One thing my little girl loves is tea parties! Now we have a porcelain tea party set that features Disney Princesses, Snow White, Aurora, Belle, and Cinderella! She wants to play tea party everyday. Now for the most part the tea is pretend, just water and some crackers, but I thought for Father’s Day we would make it extra special! I decided we would have real tea, with tea infused cupcakes, you can’t get more tea party than that! So of course Hannah loves to get into the kitchen with me and help and so when I ran my idea by her, she glowingly concurred!
- 5 bags of Earl Grey tea
- 2 cups of water
- 2 cups of sugar
- 1 cup of whole wheat flour (pastry is best but non pastry will be fine too)
- ¼ all purpose flour
- ½ cup of buttermilk (add in ½tsp. of lemon juice to regular milk and let it sit for 5min if you don’t have any buttermilk)
- ½ tsp of vanilla
- 1 and ¼ tsp of baking powder
- ½ tsp of baking soda
- ½ cup of canola oil
- ¾ cup of sugar (you can use less here because the syrup is so sweet)
- ½ tsp of salt
- 2 eggs
- Icing Glaze
- 2 sticks of butter (no seriously the real stuff here guys)
- 3 cups of powdered sugar
- ⅓ cup of Bigelow Earl Grey Simple syrup ( you can use up to ½ cup)
- ¼ tsp of salt
- Steep the tea in boiling water for five minutes.
- Remove tea bags (reserving ½ cup of tea) and add the 2 cups of sugar, stirring to combine.
- Let this mixture heat and reduce for 45 minutes on medium low heat.
- Meanwhile, Preheat oven to 350 degrees,
- In a stand mixer or with a hand mixer add in the eggs and beat on medium speed until the yolk turns slightly pale about 30 seconds.
- Then add in vanilla, canola oil, sugar, beat on medium speed until combined.
- Add in the tea, and milk and combine.
- Sift together all dry ingredients and mix in the dry ingredients a little at a time.
- I did it halves, half of the dry mixture, mixed until just combined and then added in the other half.
- Line your muffins tins with wrappers if you so desire, and this batter should make about 18 cupcakes.
- Place in the oven and cook for 7-9 minutes or until an inserted toothpick comes out clean.
- When the cupcakes come out of the oven uses a ladle to pour over a little bit of the syrup into each cupcake.
- While the cupcakes are cooling you can go ahead and make the icing.
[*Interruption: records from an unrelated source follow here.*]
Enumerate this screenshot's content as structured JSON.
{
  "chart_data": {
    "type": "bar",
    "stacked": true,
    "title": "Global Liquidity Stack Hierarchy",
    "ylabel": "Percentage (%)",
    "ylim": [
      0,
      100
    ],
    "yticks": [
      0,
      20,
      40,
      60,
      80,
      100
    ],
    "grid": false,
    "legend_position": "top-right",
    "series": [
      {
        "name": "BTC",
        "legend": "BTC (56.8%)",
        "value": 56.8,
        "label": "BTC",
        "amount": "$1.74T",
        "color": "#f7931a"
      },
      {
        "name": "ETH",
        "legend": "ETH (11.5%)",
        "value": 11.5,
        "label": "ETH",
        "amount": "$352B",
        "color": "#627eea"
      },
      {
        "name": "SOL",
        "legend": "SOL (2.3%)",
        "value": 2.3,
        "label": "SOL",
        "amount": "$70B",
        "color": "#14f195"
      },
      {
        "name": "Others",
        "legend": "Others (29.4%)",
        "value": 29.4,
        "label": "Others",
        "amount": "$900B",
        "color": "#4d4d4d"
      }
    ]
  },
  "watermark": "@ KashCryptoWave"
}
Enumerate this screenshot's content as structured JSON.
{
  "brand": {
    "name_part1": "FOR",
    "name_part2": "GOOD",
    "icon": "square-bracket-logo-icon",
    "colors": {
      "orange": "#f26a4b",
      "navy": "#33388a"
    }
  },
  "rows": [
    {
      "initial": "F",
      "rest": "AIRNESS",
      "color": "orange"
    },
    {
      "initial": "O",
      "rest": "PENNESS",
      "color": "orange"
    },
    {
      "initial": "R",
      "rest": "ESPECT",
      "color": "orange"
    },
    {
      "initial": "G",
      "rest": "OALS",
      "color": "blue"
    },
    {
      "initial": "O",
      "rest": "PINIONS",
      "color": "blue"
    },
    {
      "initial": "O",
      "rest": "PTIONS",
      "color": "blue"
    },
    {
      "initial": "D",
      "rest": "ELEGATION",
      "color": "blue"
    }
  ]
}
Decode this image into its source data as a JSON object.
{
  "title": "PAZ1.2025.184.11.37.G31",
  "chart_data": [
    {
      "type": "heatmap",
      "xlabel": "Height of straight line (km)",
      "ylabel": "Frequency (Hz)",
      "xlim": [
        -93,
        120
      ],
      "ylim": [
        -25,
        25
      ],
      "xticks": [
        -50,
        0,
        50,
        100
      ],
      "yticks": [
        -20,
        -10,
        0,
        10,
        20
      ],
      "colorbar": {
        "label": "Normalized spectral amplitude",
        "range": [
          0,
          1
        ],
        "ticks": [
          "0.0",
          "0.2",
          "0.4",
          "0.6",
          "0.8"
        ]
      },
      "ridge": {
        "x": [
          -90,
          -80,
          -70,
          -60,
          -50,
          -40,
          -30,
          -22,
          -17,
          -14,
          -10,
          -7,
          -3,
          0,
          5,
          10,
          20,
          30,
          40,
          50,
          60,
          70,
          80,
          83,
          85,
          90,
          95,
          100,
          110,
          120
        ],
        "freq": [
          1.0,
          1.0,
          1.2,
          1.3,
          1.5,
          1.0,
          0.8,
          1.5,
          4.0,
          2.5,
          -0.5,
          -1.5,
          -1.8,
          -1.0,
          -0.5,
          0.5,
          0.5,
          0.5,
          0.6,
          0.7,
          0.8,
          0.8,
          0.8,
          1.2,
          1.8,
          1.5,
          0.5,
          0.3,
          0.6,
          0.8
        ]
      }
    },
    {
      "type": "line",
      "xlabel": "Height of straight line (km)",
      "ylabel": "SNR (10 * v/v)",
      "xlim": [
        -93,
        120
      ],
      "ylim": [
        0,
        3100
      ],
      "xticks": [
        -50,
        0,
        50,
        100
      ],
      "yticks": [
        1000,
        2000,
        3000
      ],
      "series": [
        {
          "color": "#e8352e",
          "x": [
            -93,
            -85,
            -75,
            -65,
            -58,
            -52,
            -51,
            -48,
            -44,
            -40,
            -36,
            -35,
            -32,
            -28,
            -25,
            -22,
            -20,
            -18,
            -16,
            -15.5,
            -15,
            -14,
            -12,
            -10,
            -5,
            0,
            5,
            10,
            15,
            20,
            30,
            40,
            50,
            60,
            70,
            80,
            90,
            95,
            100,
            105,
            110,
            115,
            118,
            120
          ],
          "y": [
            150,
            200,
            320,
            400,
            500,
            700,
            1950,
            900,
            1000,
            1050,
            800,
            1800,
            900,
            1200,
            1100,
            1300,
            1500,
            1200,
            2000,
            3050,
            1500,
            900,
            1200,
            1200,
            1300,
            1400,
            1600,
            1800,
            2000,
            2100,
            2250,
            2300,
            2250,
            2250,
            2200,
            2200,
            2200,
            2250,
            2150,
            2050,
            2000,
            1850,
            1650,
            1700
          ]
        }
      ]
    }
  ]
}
The trick to this icing is making sure your simple syrup is cooled before adding it in.
- I also like to use more cold butter rather than room temperature butter.
- Add in powdered sugar and the tea simple syrup mixture and whip until combined.
- The mixture should be thick, then add in the butter and whip until it looks like icing or a glaze.
- Top your completely cooled cupcakes and decorate as wanted.